In Chemical Formula a,
Q is -R101COR102-; -R103OCOR104-; -R105COOR106-; -R107OCOOR108-; -R109CONR110R111-; -R112OCNR113R114-; -R115OCNR116C1171; -SOOR118-; -SOR119-; -SR120-; Substituted or unsubstituted alkylene group; Or a substituted or unsubstituted alkenylene group,
X is a hydroxy group; Amine groups; -OCOOR121; -CONR122R123; Or -NR124COOR125,
Y is a substituted or unsubstituted alkyl group,
R101 to R109, R111, R112, R114, R115 and R117 to R120 are the same as or different from each other, and each independently a direct bond; Substituted or unsubstituted alkylene group; Or a substituted or unsubstituted alkenylene group,
R110, R113, R116 and R121 to R125 are the same as or different from each other, and each independently hydrogen; Or a substituted or unsubstituted alkyl group,
2 ≦ n + m ≦ 5,
when n and m are each 2 or more, the structures in two or more parentheses are the same as or different from each other,
* Is a moiety linked to N in Formula 1,

Is a site linked to the formula (1). delete The compound of claim 1, wherein X is bonded at the ortho position relative to the bonded position of the phenyl group of formula a.
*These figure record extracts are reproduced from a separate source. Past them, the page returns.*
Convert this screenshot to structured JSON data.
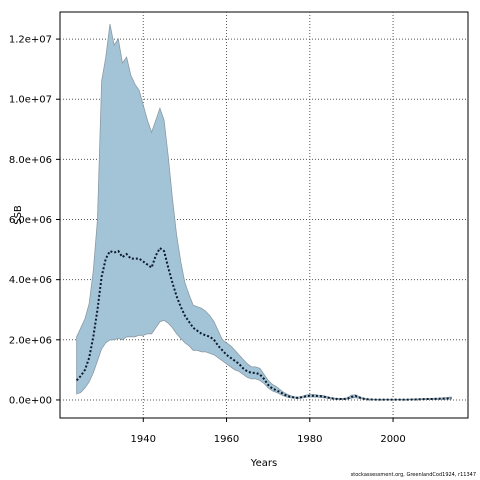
{
  "chart_data": {
    "type": "area",
    "xlabel": "Years",
    "ylabel": "SSB",
    "xlim": [
      1920,
      2018
    ],
    "ylim": [
      -600000,
      12900000
    ],
    "x_ticks": [
      1940,
      1960,
      1980,
      2000
    ],
    "y_ticks": [
      0,
      2000000,
      4000000,
      6000000,
      8000000,
      10000000,
      12000000
    ],
    "y_tick_labels": [
      "0.0e+00",
      "2.0e+06",
      "4.0e+06",
      "6.0e+06",
      "8.0e+06",
      "1.0e+07",
      "1.2e+07"
    ],
    "grid": true,
    "band_color": "#a3c4d6",
    "band_edge_color": "#8a9aa6",
    "line_color": "#0b1a2e",
    "years": [
      1924,
      1925,
      1926,
      1927,
      1928,
      1929,
      1930,
      1931,
      1932,
      1933,
      1934,
      1935,
      1936,
      1937,
      1938,
      1939,
      1940,
      1941,
      1942,
      1943,
      1944,
      1945,
      1946,
      1947,
      1948,
      1949,
      1950,
      1951,
      1952,
      1953,
      1954,
      1955,
      1956,
      1957,
      1958,
      1959,
      1960,
      1961,
      1962,
      1963,
      1964,
      1965,
      1966,
      1967,
      1968,
      1969,
      1970,
      1971,
      1972,
      1973,
      1974,
      1975,
      1976,
      1977,
      1978,
      1979,
      1980,
      1981,
      1982,
      1983,
      1984,
      1985,
      1986,
      1987,
      1988,
      1989,
      1990,
      1991,
      1992,
      1993,
      1994,
      1995,
      1996,
      1997,
      1998,
      1999,
      2000,
      2001,
      2002,
      2003,
      2004,
      2005,
      2006,
      2007,
      2008,
      2009,
      2010,
      2011,
      2012,
      2013,
      2014
    ],
    "ssb": [
      650000,
      800000,
      1000000,
      1400000,
      2100000,
      3000000,
      4100000,
      4700000,
      4950000,
      4900000,
      4950000,
      4750000,
      4850000,
      4700000,
      4700000,
      4700000,
      4600000,
      4500000,
      4400000,
      4800000,
      5050000,
      4950000,
      4400000,
      3900000,
      3450000,
      3100000,
      2800000,
      2600000,
      2400000,
      2300000,
      2200000,
      2150000,
      2100000,
      2000000,
      1800000,
      1650000,
      1500000,
      1400000,
      1300000,
      1200000,
      1050000,
      950000,
      900000,
      900000,
      850000,
      700000,
      500000,
      380000,
      320000,
      250000,
      170000,
      120000,
      90000,
      70000,
      90000,
      120000,
      140000,
      140000,
      130000,
      120000,
      90000,
      60000,
      40000,
      30000,
      30000,
      40000,
      100000,
      130000,
      80000,
      40000,
      20000,
      15000,
      10000,
      10000,
      10000,
      10000,
      10000,
      10000,
      10000,
      10000,
      10000,
      15000,
      20000,
      25000,
      30000,
      30000,
      35000,
      40000,
      45000,
      50000,
      60000
    ],
    "ssb_upper": [
      2100000,
      2400000,
      2700000,
      3200000,
      4300000,
      6000000,
      10600000,
      11400000,
      12500000,
      11800000,
      12000000,
      11200000,
      11400000,
      10800000,
      10500000,
      10300000,
      9800000,
      9300000,
      8900000,
      9300000,
      9700000,
      9300000,
      8100000,
      6700000,
      5500000,
      4600000,
      3900000,
      3500000,
      3150000,
      3100000,
      3050000,
      2950000,
      2800000,
      2600000,
      2300000,
      2000000,
      1900000,
      1800000,
      1650000,
      1500000,
      1350000,
      1200000,
      1100000,
      1100000,
      1050000,
      850000,
      650000,
      520000,
      440000,
      330000,
      230000,
      160000,
      110000,
      90000,
      110000,
      160000,
      180000,
      180000,
      160000,
      150000,
      120000,
      80000,
      60000,
      50000,
      50000,
      70000,
      160000,
      170000,
      100000,
      55000,
      35000,
      25000,
      20000,
      20000,
      20000,
      20000,
      20000,
      20000,
      20000,
      20000,
      25000,
      30000,
      35000,
      40000,
      45000,
      50000,
      55000,
      60000,
      70000,
      80000,
      100000
    ],
    "ssb_lower": [
      200000,
      250000,
      400000,
      600000,
      900000,
      1300000,
      1700000,
      1900000,
      2000000,
      2000000,
      2050000,
      2000000,
      2100000,
      2100000,
      2100000,
      2150000,
      2150000,
      2200000,
      2200000,
      2400000,
      2600000,
      2650000,
      2550000,
      2400000,
      2200000,
      2050000,
      1900000,
      1800000,
      1650000,
      1650000,
      1600000,
      1600000,
      1550000,
      1500000,
      1400000,
      1300000,
      1200000,
      1100000,
      1000000,
      950000,
      850000,
      750000,
      700000,
      700000,
      650000,
      550000,
      400000,
      300000,
      250000,
      180000,
      120000,
      80000,
      60000,
      50000,
      60000,
      90000,
      100000,
      100000,
      90000,
      80000,
      60000,
      40000,
      25000,
      20000,
      20000,
      25000,
      60000,
      80000,
      50000,
      25000,
      10000,
      8000,
      5000,
      5000,
      5000,
      5000,
      5000,
      5000,
      5000,
      5000,
      6000,
      8000,
      10000,
      12000,
      15000,
      15000,
      18000,
      20000,
      22000,
      25000,
      30000
    ]
  },
  "credit": "stockassessment.org, GreenlandCod1924, r11347"
}
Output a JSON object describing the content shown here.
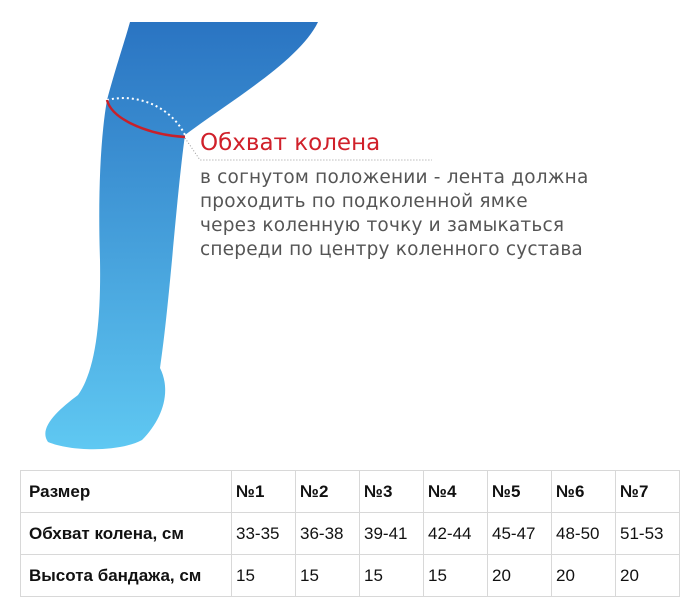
{
  "heading": "Обхват колена",
  "description": [
    "в согнутом положении - лента должна",
    "проходить по подколенной ямке",
    "через коленную точку и замыкаться",
    "спереди по центру коленного сустава"
  ],
  "table": {
    "rows": [
      [
        "Размер",
        "№1",
        "№2",
        "№3",
        "№4",
        "№5",
        "№6",
        "№7"
      ],
      [
        "Обхват колена, см",
        "33-35",
        "36-38",
        "39-41",
        "42-44",
        "45-47",
        "48-50",
        "51-53"
      ],
      [
        "Высота бандажа, см",
        "15",
        "15",
        "15",
        "15",
        "20",
        "20",
        "20"
      ]
    ]
  }
}
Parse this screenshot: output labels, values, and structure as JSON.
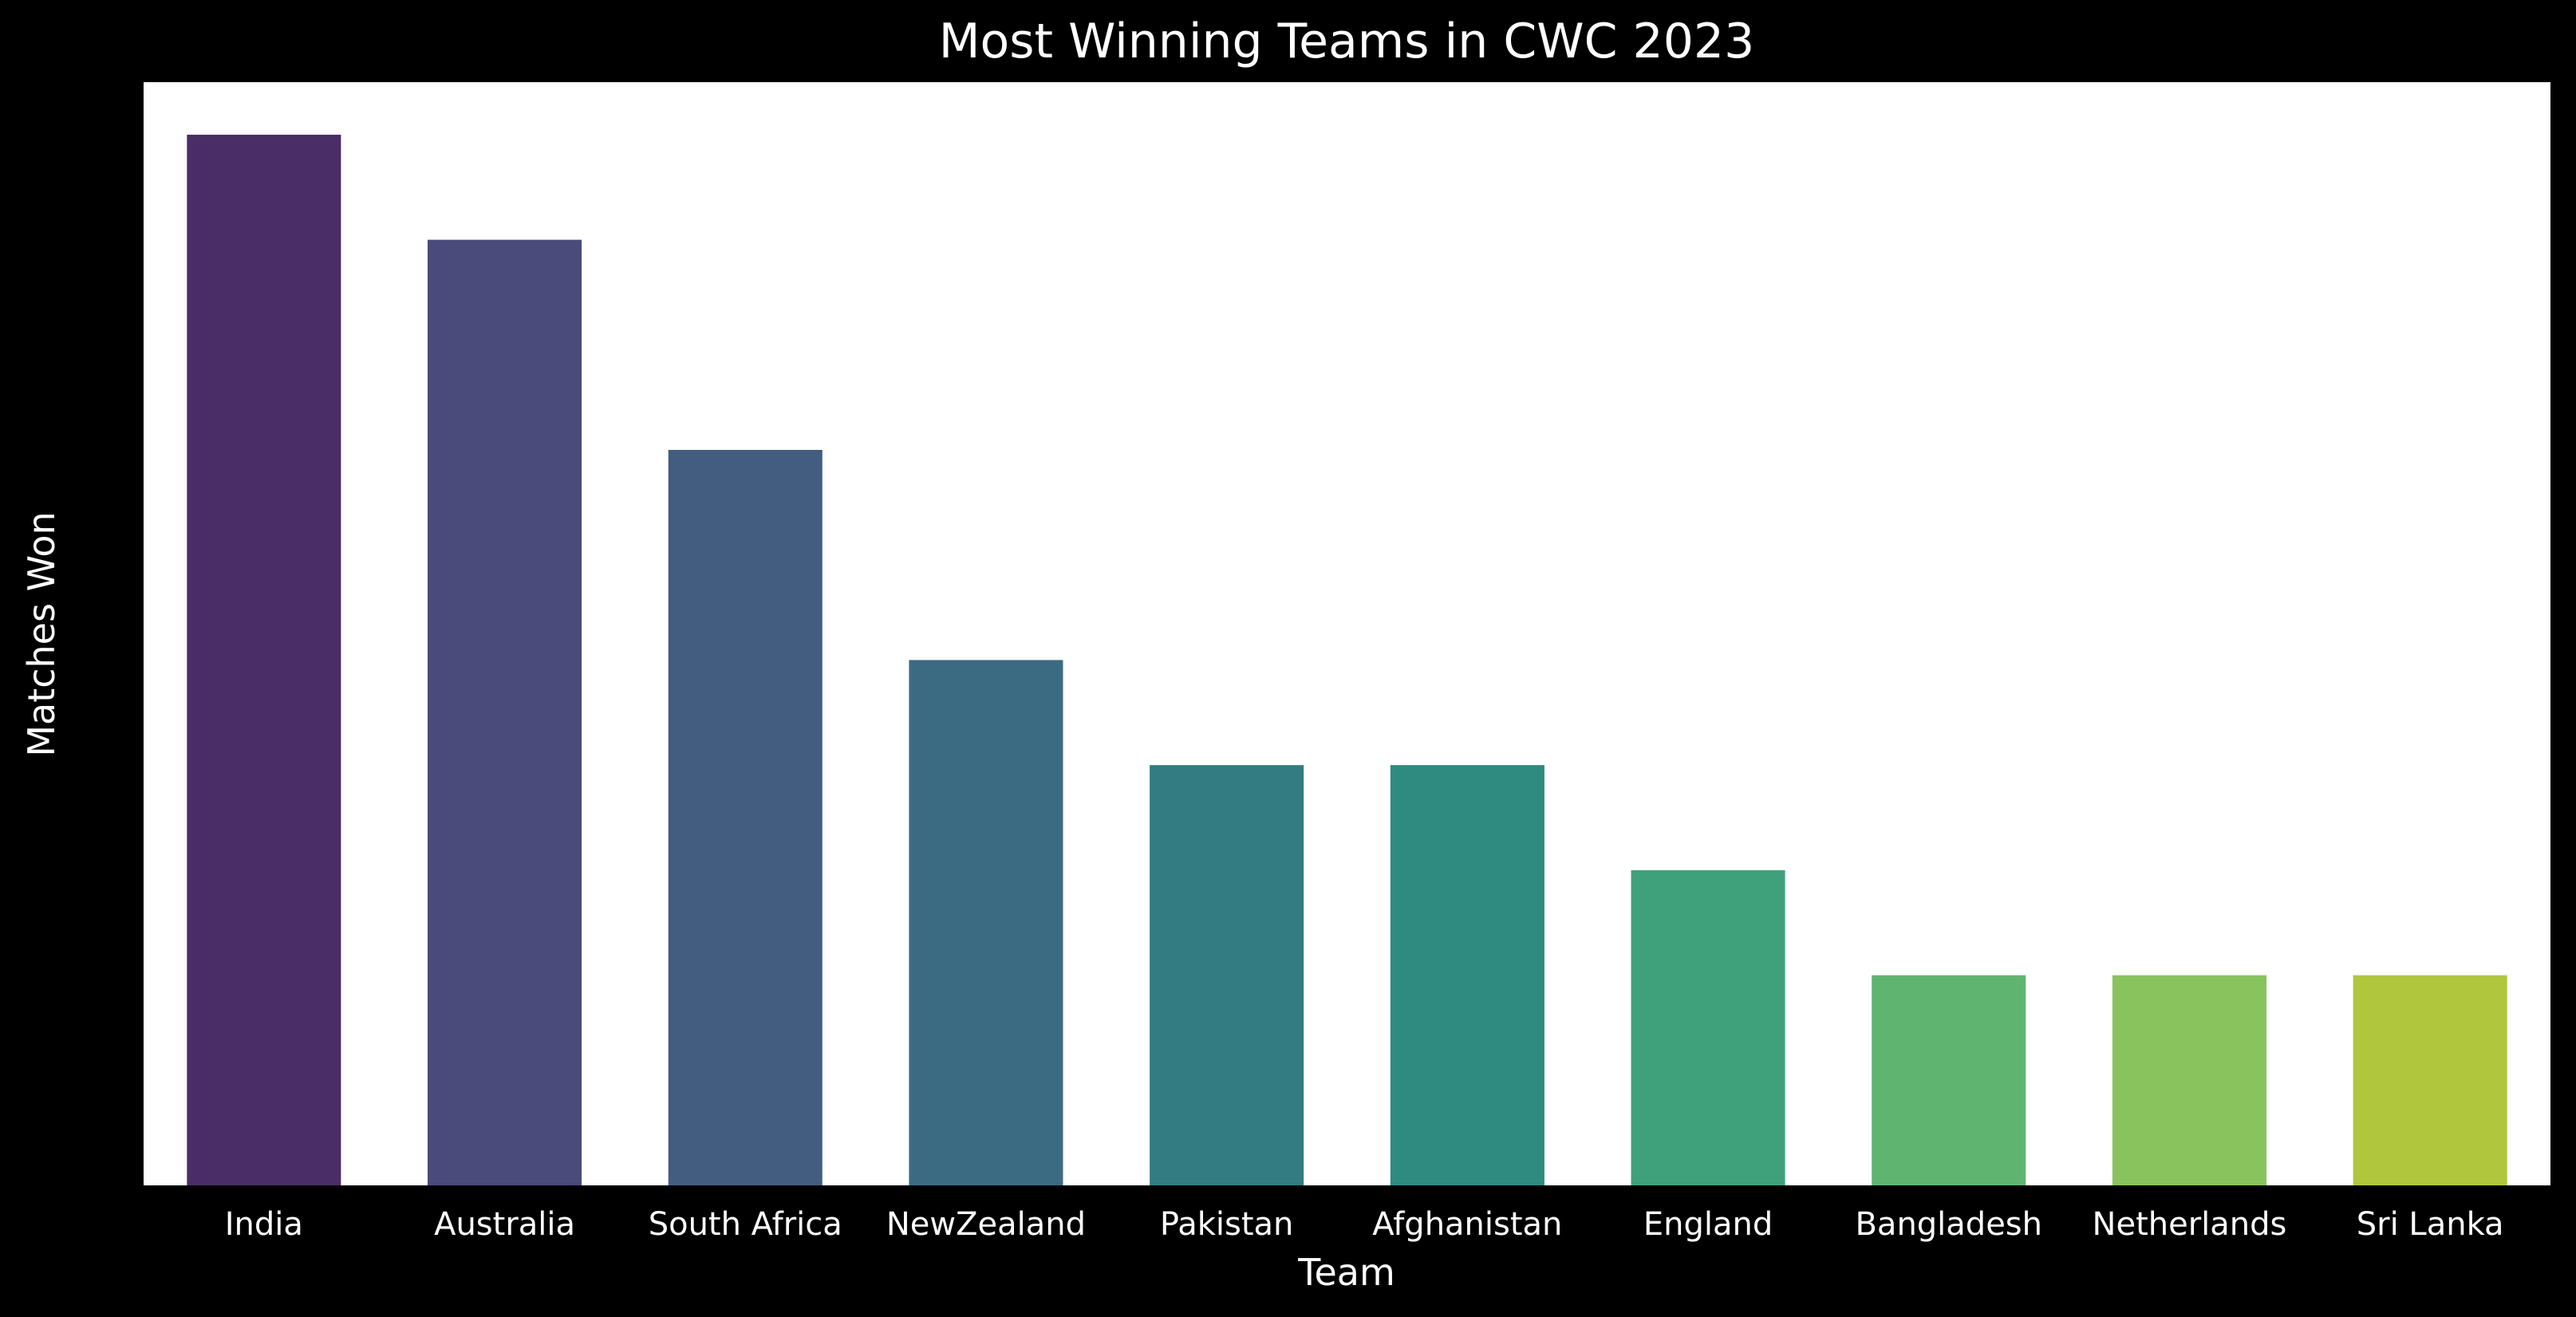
{
  "chart_data": {
    "type": "bar",
    "title": "Most Winning Teams in CWC 2023",
    "xlabel": "Team",
    "ylabel": "Matches Won",
    "categories": [
      "India",
      "Australia",
      "South Africa",
      "NewZealand",
      "Pakistan",
      "Afghanistan",
      "England",
      "Bangladesh",
      "Netherlands",
      "Sri Lanka"
    ],
    "values": [
      10,
      9,
      7,
      5,
      4,
      4,
      3,
      2,
      2,
      2
    ],
    "ylim": [
      0,
      10.5
    ],
    "yticks_visible": false,
    "grid": false,
    "legend": "none",
    "colors": [
      "#4a2d66",
      "#4a4a7b",
      "#435d80",
      "#3b6b82",
      "#337c81",
      "#2f8a7f",
      "#3fa17b",
      "#5fb56f",
      "#88c35e",
      "#b0c63c"
    ],
    "background": "#000000",
    "plot_background": "#ffffff",
    "text_color": "#ffffff"
  }
}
The method of claim 1, wherein Z ⁻ is sulfonimide acid including a halogenated hydrocarbon group; Anions including sulfonic acids; halogen; boron; Anions including aluminum; Or an anion comprising oxygen and one or more elements selected from the group consisting of tungsten, molybdenum, silicon, and phosphorus. Colorant composition comprising a compound represented by the formula (1) according to any one of claims 1, 3 and 4. The color material composition according to claim 5, further comprising at least one of dyes and pigments. A compound represented by formula 1 according to any one of claims 1, 3, and 4; Antioxidants; Binder resins; Polyfunctional monomers; Photoinitiators; And a solvent further comprising a solvent. A color filter comprising the resin composition of claim 7. A display device comprising the color filter of claim 8.